Wednesday, November 17, 2010

Second Thoughts

I was wondering how many of you have accessed your adoption records. I have been excited about the possibility of having factual, real information about me. However, as I have started the process to obtain my records, I am suddenly a little nervous about it. I am beginning to wonder if opening this up will also bring about new issues...a whole new list is raiding my mind. Who knows what my adoption records...OBC, court proceedings, agency reports, etc... may disclose? What if I discover more lies? Am I ready to find out?

I have a very strong feeling that my AP's knew more than what they ever disclosed to me throughout my life. I have another VERY strong feeling that they already have a copy of my adoption records. There are little things that I have always known about myself that my nmom said she never shared with anyone. The only way that my AP's could know that information to tell me is if they obtained it from my adoption records.

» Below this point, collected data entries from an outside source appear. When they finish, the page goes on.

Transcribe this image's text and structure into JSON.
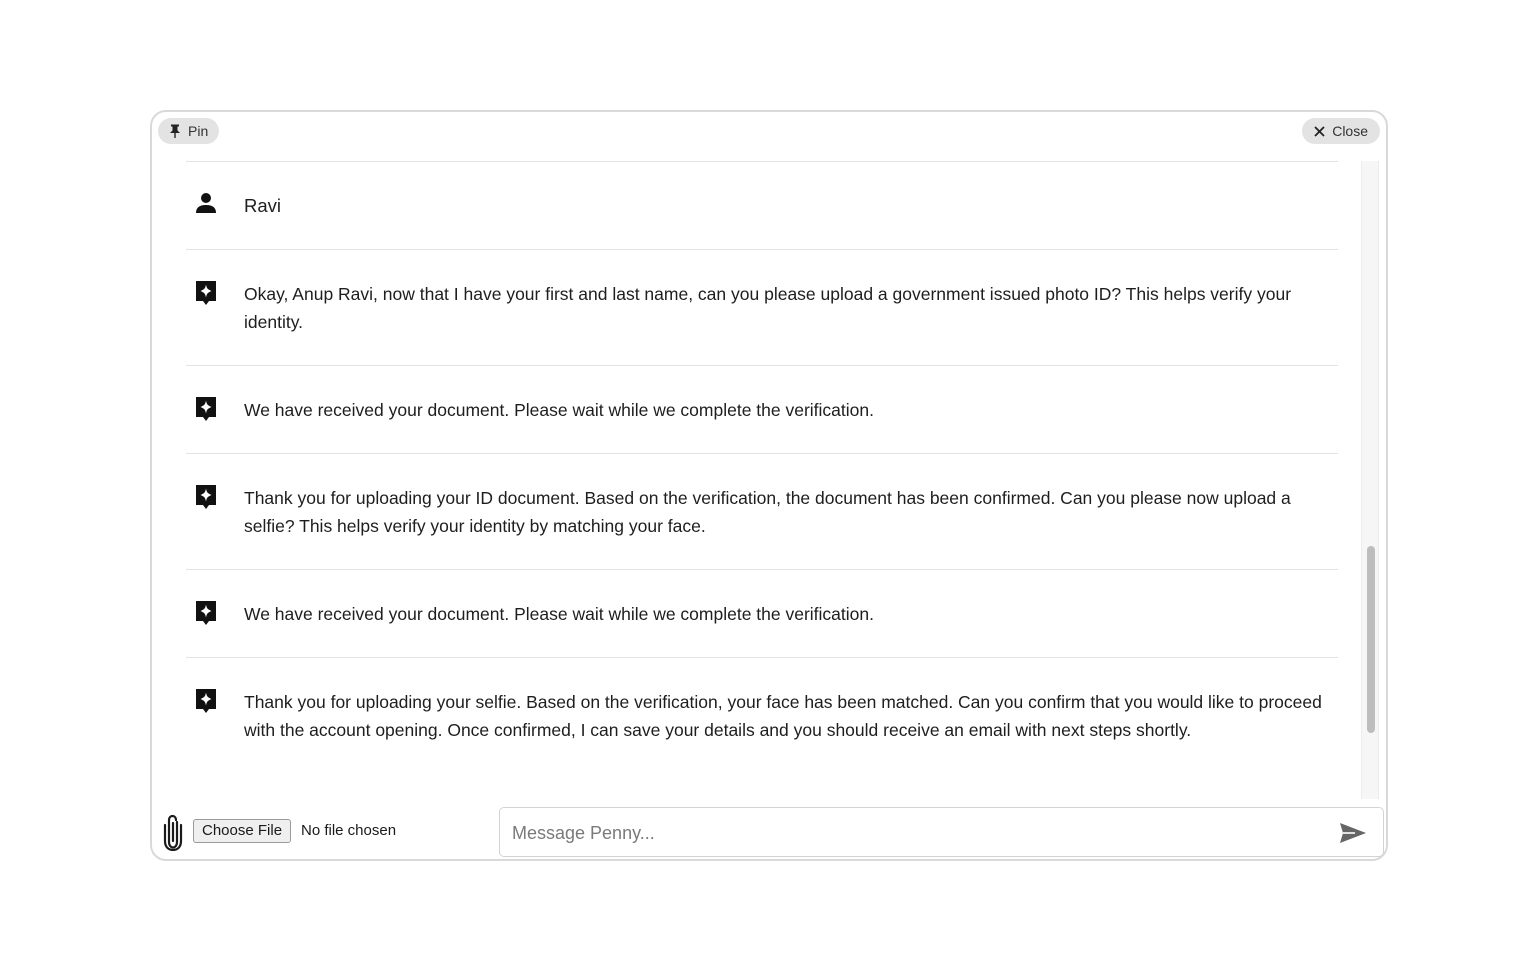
{
  "header": {
    "pin_label": "Pin",
    "close_label": "Close",
    "pin_icon": "pushpin-icon",
    "close_icon": "x-icon"
  },
  "messages": [
    {
      "sender": "user",
      "icon": "person-icon",
      "text": "Ravi"
    },
    {
      "sender": "assistant",
      "icon": "sparkle-chat-icon",
      "text": "Okay, Anup Ravi, now that I have your first and last name, can you please upload a government issued photo ID? This helps verify your identity."
    },
    {
      "sender": "assistant",
      "icon": "sparkle-chat-icon",
      "text": "We have received your document. Please wait while we complete the verification."
    },
    {
      "sender": "assistant",
      "icon": "sparkle-chat-icon",
      "text": "Thank you for uploading your ID document. Based on the verification, the document has been confirmed. Can you please now upload a selfie? This helps verify your identity by matching your face."
    },
    {
      "sender": "assistant",
      "icon": "sparkle-chat-icon",
      "text": "We have received your document. Please wait while we complete the verification."
    },
    {
      "sender": "assistant",
      "icon": "sparkle-chat-icon",
      "text": "Thank you for uploading your selfie. Based on the verification, your face has been matched. Can you confirm that you would like to proceed with the account opening. Once confirmed, I can save your details and you should receive an email with next steps shortly."
    }
  ],
  "composer": {
    "attach_icon": "paperclip-icon",
    "choose_file_label": "Choose File",
    "file_status": "No file chosen",
    "message_value": "",
    "message_placeholder": "Message Penny...",
    "send_icon": "send-icon"
  },
  "colors": {
    "icon": "#111111",
    "pill_bg": "#e3e3e3",
    "border": "#d9d9d9",
    "scroll_thumb": "#bdbdbd",
    "send_icon": "#666666"
  }
}
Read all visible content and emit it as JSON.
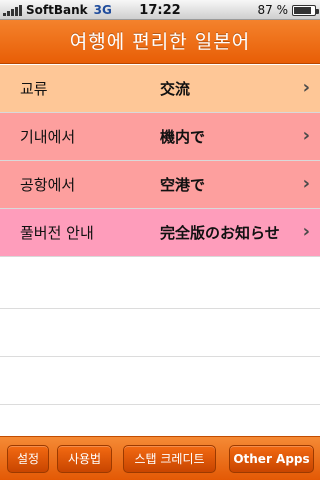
{
  "status_bar": {
    "carrier": "SoftBank",
    "network": "3G",
    "time": "17:22",
    "battery_percent_text": "87 %",
    "battery_level": 0.87
  },
  "nav": {
    "title": "여행에 편리한 일본어"
  },
  "rows": [
    {
      "korean": "교류",
      "japanese": "交流",
      "color": "#fec797"
    },
    {
      "korean": "기내에서",
      "japanese": "機内で",
      "color": "#fd9f9e"
    },
    {
      "korean": "공항에서",
      "japanese": "空港で",
      "color": "#fd9f9e"
    },
    {
      "korean": "풀버전 안내",
      "japanese": "完全版のお知らせ",
      "color": "#fe9dbb"
    }
  ],
  "toolbar": {
    "settings_label": "설정",
    "howto_label": "사용법",
    "credits_label": "스탭 크레디트",
    "other_apps_label": "Other Apps"
  },
  "colors": {
    "accent": "#ee6a12"
  }
}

My AP's, I felt, were always fairly open about my adoption. I knew I was adopted. I knew what my nmom had named me. They told me that my nmom was enrolled at a local community college in her hometown. Several details like that I always knew. However, it was always on their terms. If i ever asked my amom something specific abut my nmom, she would give me a vague answer.

Once, my amom told me when I turned 13 she would give me some information that would tell me more about my nmom. I will never forget my 13th birthday. I was expecdting a big envelope full of information about me, my nmom and ndad, my birth, etc. INstead, my amom was out of town with my sister. I called in my own cake to the local bakery, my adad went and picked it up when he finished working, and we ate it. That was it. That was my 13th birthday. No big envelope. No records. Just a cake that I ordered for myself.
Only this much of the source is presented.